RESTAURANT NAME: To Thalassaki

CITY, COUNTRY: Tinos Island, Cyclades, Greece

CUISINE: Captivating Greek tavern

BEST FOR: Anything. Basically, if you’re within a three-hour boat ride of the island, go.

RECOMMENDED DAY AND TIME TO VISIT: Late lunch or late dinner. Tip: To Thalassaki closes from October to March, call before if you’re not sure. Tip 2: Reach by boat or car.

AVERAGE PRICE PER P/MEAL: Depends on how you order. Starters are between €4.50 and €12; pasta for two with seafood will set you back around €22; lobster per kilo is €85, and fresh fish, price subject to size and type, runs from €35 to €70.

ATMOSPHERE: To Thalassaki is set on a small promenade in a quaint bay on Tinos’ south flank. Make sure to ask for one of the hand-painted tables at the water’s edge. The restaurant sources most of its ingredients from the island, using produce, seafood and meat in both long-forgotten and reinvented recipes. All this adds to the sense that the people choreographing your meal have put thought into the food you’re eating, the wine you’re drinking and the table at which you’re sitting.

DECOR: A simple island restaurant with playful twists, such as a fish-shaped menu and custom-made wine buckets.

STAFF SERVICE IN THREE WORDS: Honest, knowledgeable and enthusiastic

AVERAGE WAITING TIME FOR MEAL: You’re on a Greek island, does it matter? If it does, 10 minutes for the first dishes.

BEST STARTERS: Go with a large group so you can try more. The dish of mixed legumes, cod and hummus was a different take on the traditional Greek recipe for cooking the dried fish. Try the greens with feta, tomato juice and garlic, as well as fresh string beans with manouri cheese. Do not miss the taramosalata (fish roe salad), which comes in a deep purple hue, thanks to cuttlefish ink. The restaurant makes their own cheese with a special ageing method that includes sun and rock-pressing – try as many as you like. The potatoes are from the island, and are cooked in olive oil, producing hand-cut french fries that just might be the best you’ve ever had.

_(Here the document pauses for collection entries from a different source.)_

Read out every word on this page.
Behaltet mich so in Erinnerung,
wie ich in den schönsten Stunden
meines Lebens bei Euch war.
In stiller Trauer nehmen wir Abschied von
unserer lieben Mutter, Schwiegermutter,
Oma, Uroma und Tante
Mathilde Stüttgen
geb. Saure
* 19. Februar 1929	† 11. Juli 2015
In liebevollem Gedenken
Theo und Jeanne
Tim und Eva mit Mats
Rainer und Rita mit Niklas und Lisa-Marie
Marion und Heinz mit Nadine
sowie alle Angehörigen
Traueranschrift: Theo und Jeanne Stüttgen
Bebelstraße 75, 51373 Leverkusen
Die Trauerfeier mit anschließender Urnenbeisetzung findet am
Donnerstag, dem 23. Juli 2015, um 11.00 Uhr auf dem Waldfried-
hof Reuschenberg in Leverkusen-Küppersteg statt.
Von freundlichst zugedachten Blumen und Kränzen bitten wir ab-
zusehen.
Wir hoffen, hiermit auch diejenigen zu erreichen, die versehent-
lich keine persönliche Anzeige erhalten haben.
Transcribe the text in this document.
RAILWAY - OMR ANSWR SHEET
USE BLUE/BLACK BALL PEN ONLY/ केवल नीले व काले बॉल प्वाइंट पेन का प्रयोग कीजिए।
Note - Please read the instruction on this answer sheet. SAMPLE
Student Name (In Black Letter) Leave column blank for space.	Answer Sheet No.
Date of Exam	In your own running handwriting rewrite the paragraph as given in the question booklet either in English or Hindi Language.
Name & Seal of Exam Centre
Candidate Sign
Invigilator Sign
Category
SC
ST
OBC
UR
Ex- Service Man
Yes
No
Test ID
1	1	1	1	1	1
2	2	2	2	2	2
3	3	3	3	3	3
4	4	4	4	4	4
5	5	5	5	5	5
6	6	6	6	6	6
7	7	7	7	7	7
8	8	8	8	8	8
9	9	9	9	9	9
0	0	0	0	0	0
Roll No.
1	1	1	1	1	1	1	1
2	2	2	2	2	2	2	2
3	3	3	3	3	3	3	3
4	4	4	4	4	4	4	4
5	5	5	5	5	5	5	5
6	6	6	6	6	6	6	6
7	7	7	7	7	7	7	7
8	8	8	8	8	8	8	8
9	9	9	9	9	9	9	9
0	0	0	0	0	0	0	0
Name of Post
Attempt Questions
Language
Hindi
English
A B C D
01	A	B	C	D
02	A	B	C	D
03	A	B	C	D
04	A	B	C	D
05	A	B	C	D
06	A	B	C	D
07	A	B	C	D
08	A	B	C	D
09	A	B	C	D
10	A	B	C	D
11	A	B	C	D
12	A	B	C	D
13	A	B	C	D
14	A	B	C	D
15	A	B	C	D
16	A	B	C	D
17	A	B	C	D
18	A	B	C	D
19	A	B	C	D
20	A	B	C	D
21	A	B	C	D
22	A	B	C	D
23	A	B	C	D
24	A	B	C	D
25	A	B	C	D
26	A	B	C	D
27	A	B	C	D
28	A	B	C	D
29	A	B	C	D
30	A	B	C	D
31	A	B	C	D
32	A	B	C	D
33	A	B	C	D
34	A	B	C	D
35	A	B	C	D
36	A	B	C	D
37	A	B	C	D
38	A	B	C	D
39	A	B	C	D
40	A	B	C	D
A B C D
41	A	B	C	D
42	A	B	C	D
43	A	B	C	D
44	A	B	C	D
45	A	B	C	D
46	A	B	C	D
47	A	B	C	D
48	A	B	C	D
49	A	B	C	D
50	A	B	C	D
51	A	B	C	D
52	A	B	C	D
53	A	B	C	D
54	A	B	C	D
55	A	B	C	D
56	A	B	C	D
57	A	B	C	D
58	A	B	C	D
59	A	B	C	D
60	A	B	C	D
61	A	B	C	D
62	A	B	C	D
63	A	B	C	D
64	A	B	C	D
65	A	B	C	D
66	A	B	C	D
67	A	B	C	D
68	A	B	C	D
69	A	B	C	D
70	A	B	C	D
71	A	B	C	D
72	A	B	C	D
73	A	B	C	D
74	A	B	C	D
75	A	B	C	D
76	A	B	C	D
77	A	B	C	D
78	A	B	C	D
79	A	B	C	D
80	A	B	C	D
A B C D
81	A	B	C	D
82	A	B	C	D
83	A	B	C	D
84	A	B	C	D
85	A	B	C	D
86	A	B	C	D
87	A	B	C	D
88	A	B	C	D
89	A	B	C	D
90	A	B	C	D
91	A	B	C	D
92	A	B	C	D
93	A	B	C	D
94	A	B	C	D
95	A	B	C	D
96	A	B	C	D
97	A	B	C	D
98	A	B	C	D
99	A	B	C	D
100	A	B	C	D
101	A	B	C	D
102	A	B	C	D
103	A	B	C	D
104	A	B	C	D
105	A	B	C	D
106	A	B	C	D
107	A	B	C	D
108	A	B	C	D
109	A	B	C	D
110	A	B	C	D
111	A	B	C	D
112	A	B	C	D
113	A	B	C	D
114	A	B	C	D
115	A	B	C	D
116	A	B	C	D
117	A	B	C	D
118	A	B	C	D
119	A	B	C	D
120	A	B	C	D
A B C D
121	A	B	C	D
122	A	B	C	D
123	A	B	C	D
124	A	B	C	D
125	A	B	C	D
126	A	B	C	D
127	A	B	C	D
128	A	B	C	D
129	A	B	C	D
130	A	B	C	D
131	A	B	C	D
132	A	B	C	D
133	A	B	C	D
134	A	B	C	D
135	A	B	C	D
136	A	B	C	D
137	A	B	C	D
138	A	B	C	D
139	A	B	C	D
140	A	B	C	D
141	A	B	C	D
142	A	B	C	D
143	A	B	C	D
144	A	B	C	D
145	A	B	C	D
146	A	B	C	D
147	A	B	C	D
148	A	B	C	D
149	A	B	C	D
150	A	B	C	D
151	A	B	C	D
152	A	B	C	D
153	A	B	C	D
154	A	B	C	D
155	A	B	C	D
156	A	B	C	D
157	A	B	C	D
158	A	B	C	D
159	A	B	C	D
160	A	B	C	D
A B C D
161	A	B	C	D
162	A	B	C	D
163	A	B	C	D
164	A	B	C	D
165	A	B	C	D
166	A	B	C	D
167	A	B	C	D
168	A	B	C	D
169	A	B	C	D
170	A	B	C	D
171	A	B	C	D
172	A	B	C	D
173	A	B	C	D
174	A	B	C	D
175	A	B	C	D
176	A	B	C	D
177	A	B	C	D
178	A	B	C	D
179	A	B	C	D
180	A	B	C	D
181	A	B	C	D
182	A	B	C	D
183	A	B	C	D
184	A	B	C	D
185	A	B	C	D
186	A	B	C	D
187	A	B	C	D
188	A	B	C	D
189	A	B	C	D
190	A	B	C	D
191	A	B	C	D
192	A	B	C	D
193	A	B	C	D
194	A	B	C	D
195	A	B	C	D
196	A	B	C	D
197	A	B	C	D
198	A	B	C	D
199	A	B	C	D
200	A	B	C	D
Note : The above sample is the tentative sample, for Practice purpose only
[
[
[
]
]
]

BEST MAINS: It depends how much money you want to fork out. You can fill up on starters alone, but the spaghetti with shrimp or lobster was exceptional, and the cuttlefish risotto, that arrived jetblack and shiny with plenty of ink, attracted stares from all diners present. The taste did not disappoint, either. Last, have you ever had fried octopus? This is your chance.

BEST DESSERTS: Meringues and vanilla ice cream were lovely and came in the shape of soft roses, but the kaimaki ice cream with rose loukoumi (aka Turkish delight) had the entire table digging their spoons in for one more sensational bite.

WHAT DOES THE DRINK MENU OFFER: A Greek wine list, with a fair share of local options if you want to keep your drinking on the island. The sweet (and complimentary) dessert wine is sure to put a smile on your face.

DO YOU NEED TO BOOK A TABLE: No, but better safe than sorry.

WHO GOES THERE? People who live on the island, Greeks in Tinos on vacation, a very small handful of tourists.

OVERALL IMPRESSION: For 15 years, Antonia Zarpa and her husband have served food to which the average Greek diner may have been unaccustomed. I imagine that some traditionalists of Mediterranean cuisine were bewildered to find pollen in their cheese, but for many, the dedication to do something different has clearly paid off.